Kimbrel has thrown more pitches than he did Tuesday in plenty of appearances in his career, but he’s rarely had to throw more pitches in an inning. Indeed, in his career he has walked a third of the 21 batters he has faced after pitch 28 in an inning, which is not conclusive of anything but certainly consistent with the anxiety such a pitch count begins to induce.
A walk to McCutchen would have tied the game, but it wasn’t just the walk that the Red Sox had to fear. Kimbrel throws more wild pitches than almost anybody in the game — just nine pitchers threw more, adjusted for how often men were on base against them, this year. The Kimbrel pitch that had hit Neil Walker earlier in the inning — a first-pitch curveball — almost certainly would have been a wild pitch had it not struck Walker’s foot.
In the most basic math, the Red Sox still would have been clear favorites in the game even if Torres had reached base. (By win-expectancy models, the visiting team up one run with the bases loaded and two outs in the ninth is a 76 percent favorite.) They probably still would have won, and Red Sox fans probably would have gone to bed just as happy. Or Boston probably would have won Game 5 at home behind Chris Sale on Thursday, and Red Sox fans would have gone to bed that night just as happy.

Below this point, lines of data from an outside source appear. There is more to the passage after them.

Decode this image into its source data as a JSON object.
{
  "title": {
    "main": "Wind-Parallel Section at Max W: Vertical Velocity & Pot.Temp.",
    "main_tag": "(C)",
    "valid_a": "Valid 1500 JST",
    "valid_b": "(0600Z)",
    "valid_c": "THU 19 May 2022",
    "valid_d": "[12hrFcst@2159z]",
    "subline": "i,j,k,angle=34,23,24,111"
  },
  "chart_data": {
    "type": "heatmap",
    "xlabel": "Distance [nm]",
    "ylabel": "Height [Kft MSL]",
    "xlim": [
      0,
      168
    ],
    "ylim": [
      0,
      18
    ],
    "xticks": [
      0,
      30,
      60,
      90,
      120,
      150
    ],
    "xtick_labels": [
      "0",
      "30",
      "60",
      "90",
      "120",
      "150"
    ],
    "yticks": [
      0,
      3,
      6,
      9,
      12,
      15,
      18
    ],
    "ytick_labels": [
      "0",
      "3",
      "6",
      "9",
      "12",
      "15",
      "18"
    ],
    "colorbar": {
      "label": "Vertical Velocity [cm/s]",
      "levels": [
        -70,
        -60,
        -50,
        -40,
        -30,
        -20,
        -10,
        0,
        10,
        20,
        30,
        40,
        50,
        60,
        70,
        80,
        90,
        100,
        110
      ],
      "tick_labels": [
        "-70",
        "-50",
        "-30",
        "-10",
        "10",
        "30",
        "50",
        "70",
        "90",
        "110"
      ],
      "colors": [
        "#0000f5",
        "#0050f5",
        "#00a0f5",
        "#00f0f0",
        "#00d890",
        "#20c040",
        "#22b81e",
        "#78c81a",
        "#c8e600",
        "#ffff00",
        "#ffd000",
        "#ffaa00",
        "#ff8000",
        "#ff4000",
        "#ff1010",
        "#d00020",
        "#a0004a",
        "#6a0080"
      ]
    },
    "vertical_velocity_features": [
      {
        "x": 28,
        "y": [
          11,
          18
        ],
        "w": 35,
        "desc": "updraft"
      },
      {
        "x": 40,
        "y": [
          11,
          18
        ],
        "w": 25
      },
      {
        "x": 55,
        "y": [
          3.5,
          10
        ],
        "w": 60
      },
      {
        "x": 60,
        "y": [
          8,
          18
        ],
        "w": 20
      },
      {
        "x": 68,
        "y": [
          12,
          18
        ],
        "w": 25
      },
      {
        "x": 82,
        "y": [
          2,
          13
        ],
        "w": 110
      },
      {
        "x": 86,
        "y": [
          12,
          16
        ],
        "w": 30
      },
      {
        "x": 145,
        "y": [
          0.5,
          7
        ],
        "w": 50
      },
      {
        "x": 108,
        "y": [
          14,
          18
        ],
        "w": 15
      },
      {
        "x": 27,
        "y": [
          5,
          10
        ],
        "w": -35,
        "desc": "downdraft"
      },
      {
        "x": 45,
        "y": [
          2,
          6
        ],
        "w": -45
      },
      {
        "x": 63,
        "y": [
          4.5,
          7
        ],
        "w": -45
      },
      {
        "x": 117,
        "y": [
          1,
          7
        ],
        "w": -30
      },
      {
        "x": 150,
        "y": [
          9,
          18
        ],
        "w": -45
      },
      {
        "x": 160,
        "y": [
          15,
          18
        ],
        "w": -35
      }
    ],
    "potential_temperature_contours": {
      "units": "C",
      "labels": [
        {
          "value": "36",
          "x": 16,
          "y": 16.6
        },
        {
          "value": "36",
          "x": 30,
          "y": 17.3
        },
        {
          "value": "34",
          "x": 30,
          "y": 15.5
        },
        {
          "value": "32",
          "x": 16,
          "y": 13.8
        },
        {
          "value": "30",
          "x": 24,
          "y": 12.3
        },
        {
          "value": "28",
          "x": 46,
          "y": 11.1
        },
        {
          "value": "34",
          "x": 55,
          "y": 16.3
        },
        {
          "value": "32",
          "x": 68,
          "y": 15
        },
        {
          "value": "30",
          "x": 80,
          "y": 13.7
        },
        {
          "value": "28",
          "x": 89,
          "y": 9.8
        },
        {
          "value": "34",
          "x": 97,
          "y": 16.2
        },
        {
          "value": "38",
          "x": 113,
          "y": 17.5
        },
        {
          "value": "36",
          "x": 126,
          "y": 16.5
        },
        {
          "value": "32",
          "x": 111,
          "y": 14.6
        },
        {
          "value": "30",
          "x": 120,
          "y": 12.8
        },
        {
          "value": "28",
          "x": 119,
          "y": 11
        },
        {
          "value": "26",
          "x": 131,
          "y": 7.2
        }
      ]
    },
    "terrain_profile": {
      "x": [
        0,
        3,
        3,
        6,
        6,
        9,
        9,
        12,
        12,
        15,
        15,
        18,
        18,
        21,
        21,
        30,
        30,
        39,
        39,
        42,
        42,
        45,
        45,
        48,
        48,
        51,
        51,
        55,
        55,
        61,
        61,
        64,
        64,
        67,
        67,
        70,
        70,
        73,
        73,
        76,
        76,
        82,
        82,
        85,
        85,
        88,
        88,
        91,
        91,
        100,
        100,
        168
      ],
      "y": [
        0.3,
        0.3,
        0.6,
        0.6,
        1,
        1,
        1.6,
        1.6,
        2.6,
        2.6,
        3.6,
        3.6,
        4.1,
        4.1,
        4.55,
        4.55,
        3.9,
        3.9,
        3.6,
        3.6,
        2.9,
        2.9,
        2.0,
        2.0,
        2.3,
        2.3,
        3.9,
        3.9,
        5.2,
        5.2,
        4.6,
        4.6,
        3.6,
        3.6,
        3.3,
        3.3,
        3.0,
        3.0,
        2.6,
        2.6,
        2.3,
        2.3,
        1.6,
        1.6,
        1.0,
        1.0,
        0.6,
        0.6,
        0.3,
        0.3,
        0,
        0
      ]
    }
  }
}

But for those extra moments, we all would have lived with incredible uncertainty. After eight years of watching Craig Kimbrel dominate — he has the lowest career ERA in live-ball history — we would see him at his most vulnerable, and in the highest stakes, and for those moments we would have had no idea whether he was good or bad, or whether the Red Sox or Yankees were a better team.
It is not a stretch to say that whether Craig Kimbrel someday makes the Hall of Fame would have depended on what Andrew McCutchen did on pitch No. 29, or some pitch shortly thereafter. It’s not a stretch to say that, in a different outcome, heroic Boston manager Alex Cora might well have been savaged — for not pulling Kimbrel, for not somehow willing one more quality reliever onto his team’s roster, for pulling Sale after an 11-pitch eighth, or, if the Red Sox went on to lose Game 5, for using Sale in relief in Game 4 at all. All this based on the unnoticed difference between Eduardo Nunez standing 115 feet deep and him standing 116 feet deep. Those possibilities all would have hung over us as Craig Kimbrel faced Andrew McCutchen. In those moments, we would have been prepared to believe almost anything.
Which is why, unless you’re a Red Sox fan — even if you hate the Yankees — you probably wanted to see Torres called safe, and you probably wanted to see the Yankees come back and win Game 4, just so that we could live with the uncertainty a little bit longer. Or, at the very least, so we could have a baseball game Thursday night.
Nunez playing 116 feet back is just one way it could have gone differently. The truth is that there are infinite ways, starting with Nunez’ correct decision not to attempt to field the ball barehanded. No, starting with the Red Sox’ decision not to hit for Nunez with Rafael Devers in the eighth. No, starting with the Knickerbockers’ decision in the 1850s to set bases 90 feet apart. No, starting with whatever evolutionary force caused society’s “foot” to be 12 inches. All those “what ifs” leading to Gleyber Torres planting his heel on the ground but not quite landing his toe on the base before Nunez’ throw hit the back of Steve Pearce‘s glove and ended the American League Division Series. The truth is, it’s all so ambiguous, and it’s only in the conclusion that we’re forced to treat just the one possible outcome as real.